I start seeing flashes of our wedding night, when I finally got her back to my hotel room and told her I wanted to fuck her. I get hard, remembering the way her eyes widened, the way her body quivered with want as she let her dress fall to the carpet.
She looks at me and starts talking. “I didn’t want to come home and take care of my fucking mom in the first place.” She blurts out the whole story of her dad swooping into town just long enough to strong-arm her into being Teresa’s nurse.
“Did your brother even come home for Christmas,” I ask, realizing that’s kind of a shitty question coming from me. She shakes her head and continues her vent.
“He was here for Christmas Day for like two hours. And Mom and I went to so much trouble! God, she must do all that every year. Every year, Fletcher. All the decorations for every holiday. All the cooking.”
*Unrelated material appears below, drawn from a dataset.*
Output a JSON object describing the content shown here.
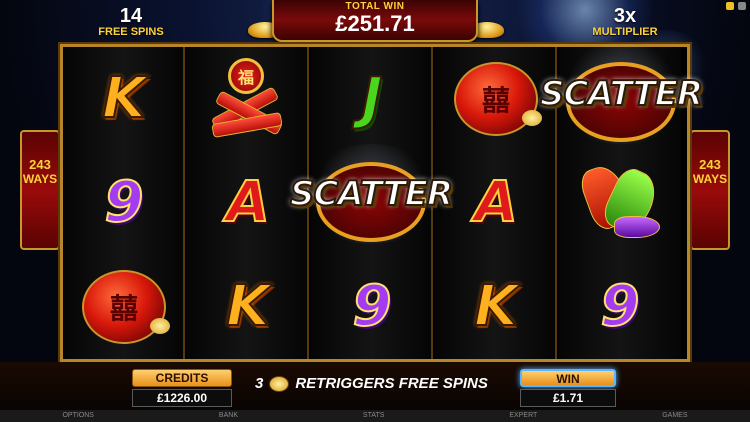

She flops back onto her back again. “Do you know I have a color-coded calendar now? For different appointments and stuff? I’m pretty much a soccer mom. I’m even driving a station wagon. A station wagon!”
She gestures toward the parking lot. I nod, remembering the wood-paneled monstrosity parked out there near the Prius I borrowed to drive Abigail here. “You know what might make you feel better?” I trace a finger along her hip as she lies on the pavement.
I have no idea what I’m doing, but she seems into it, so I let that finger wander over to her chest and I can see her nipple pebble through the material of her sweater. “I can help you relieve some of that pent-up frustration.”
She closes her eyes. “I thought we said it would just be once,” she whispers.
“Hm,” I respond, keeping my thumb circling her nipple. “I guess I did say that.” I withdraw my thumb and she gasps. I grin. “I’ve been known to be wrong.”